The Macedonian movie Honeyland was one of the most remarkable films of the 2019 Sundance Film Festival, winner of the Grand Jury Prize for the best documentary film, the Best Cinematography Award for cameramen Fajmi Daut and Samir Ljuma and the Special Jury Award for Impact for Change.
The story takes place in an isolated mountain region deep within the Balkans where wild beekeeper Hatidze Muratova lives with her ailing mother in a village without roads, electricity or running water. Hatidze’s peaceful existence is thrown into upheaval by the arrival of an itinerant family, with their roaring engines, seven children and herd of cattle.

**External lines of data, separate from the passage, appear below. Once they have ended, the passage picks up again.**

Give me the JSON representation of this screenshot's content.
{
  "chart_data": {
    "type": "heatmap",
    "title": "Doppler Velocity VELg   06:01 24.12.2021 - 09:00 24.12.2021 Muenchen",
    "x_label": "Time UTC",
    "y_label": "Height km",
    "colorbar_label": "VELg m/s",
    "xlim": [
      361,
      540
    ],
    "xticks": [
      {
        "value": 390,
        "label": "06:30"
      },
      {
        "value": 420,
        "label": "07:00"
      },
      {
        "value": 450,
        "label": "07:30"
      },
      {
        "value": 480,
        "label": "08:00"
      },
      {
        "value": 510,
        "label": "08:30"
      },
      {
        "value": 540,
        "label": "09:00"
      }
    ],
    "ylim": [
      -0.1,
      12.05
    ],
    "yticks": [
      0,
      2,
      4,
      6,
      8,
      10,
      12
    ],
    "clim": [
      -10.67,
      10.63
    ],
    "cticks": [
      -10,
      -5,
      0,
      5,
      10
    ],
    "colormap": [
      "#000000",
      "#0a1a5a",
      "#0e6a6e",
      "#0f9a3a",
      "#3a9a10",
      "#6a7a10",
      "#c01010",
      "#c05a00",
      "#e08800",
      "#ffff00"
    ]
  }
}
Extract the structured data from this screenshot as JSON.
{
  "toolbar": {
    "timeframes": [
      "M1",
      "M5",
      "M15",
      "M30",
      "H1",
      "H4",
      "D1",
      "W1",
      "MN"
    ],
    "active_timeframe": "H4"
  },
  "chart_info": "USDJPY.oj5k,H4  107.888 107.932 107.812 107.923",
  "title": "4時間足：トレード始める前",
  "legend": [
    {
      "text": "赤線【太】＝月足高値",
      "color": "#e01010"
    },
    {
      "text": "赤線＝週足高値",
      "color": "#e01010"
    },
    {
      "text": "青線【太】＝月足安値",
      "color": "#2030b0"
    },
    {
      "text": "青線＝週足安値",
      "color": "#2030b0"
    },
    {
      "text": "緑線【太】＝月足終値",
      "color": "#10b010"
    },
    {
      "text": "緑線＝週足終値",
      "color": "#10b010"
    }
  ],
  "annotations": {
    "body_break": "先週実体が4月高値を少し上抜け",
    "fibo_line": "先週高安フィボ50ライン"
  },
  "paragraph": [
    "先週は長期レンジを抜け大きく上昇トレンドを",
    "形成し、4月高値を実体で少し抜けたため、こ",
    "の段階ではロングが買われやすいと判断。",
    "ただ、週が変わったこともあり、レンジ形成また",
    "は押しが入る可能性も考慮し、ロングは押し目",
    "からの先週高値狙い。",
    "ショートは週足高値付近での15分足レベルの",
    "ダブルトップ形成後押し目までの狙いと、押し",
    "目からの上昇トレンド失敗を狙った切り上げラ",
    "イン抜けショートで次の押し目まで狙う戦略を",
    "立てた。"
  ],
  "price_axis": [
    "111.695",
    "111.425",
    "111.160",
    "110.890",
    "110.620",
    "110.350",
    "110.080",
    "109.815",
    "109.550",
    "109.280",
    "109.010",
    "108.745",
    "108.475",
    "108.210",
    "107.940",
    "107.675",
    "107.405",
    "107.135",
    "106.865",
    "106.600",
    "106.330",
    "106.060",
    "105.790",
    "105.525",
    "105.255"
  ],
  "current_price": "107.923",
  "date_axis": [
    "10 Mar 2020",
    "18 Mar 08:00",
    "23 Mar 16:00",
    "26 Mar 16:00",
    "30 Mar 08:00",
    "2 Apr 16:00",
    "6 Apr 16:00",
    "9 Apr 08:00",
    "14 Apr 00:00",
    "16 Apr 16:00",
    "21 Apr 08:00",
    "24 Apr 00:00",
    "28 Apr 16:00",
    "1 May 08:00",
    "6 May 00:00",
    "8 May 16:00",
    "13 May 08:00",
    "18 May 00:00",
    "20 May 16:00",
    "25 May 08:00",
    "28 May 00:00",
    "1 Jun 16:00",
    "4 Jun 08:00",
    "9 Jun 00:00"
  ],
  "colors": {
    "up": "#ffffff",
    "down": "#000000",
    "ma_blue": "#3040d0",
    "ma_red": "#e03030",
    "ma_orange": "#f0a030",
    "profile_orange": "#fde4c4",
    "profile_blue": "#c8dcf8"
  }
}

Hussein, the family’s patriarch, senses opportunity and develops an interest in selling his own honey. This causes a breach in the natural order that provokes a conflict with Hatidze that exposes the fundamental tension between nature and humanity, harmony and discord, exploitation and sustainability.
“Hatidze’s story is a microcosm for a wider idea of how closely intertwined nature and humanity are, and how much we stand to lose if we ignore this fundamental connection,” according to co-directors Ljubo Stefanov and Tamara Kotevska.
Every frame of Honeyland pulses with the cycles of life and glows with Hatidze’s magical vitality and optimism. It is a tribute to two endangered and priceless treasures: human decency and the delicate balance of nature.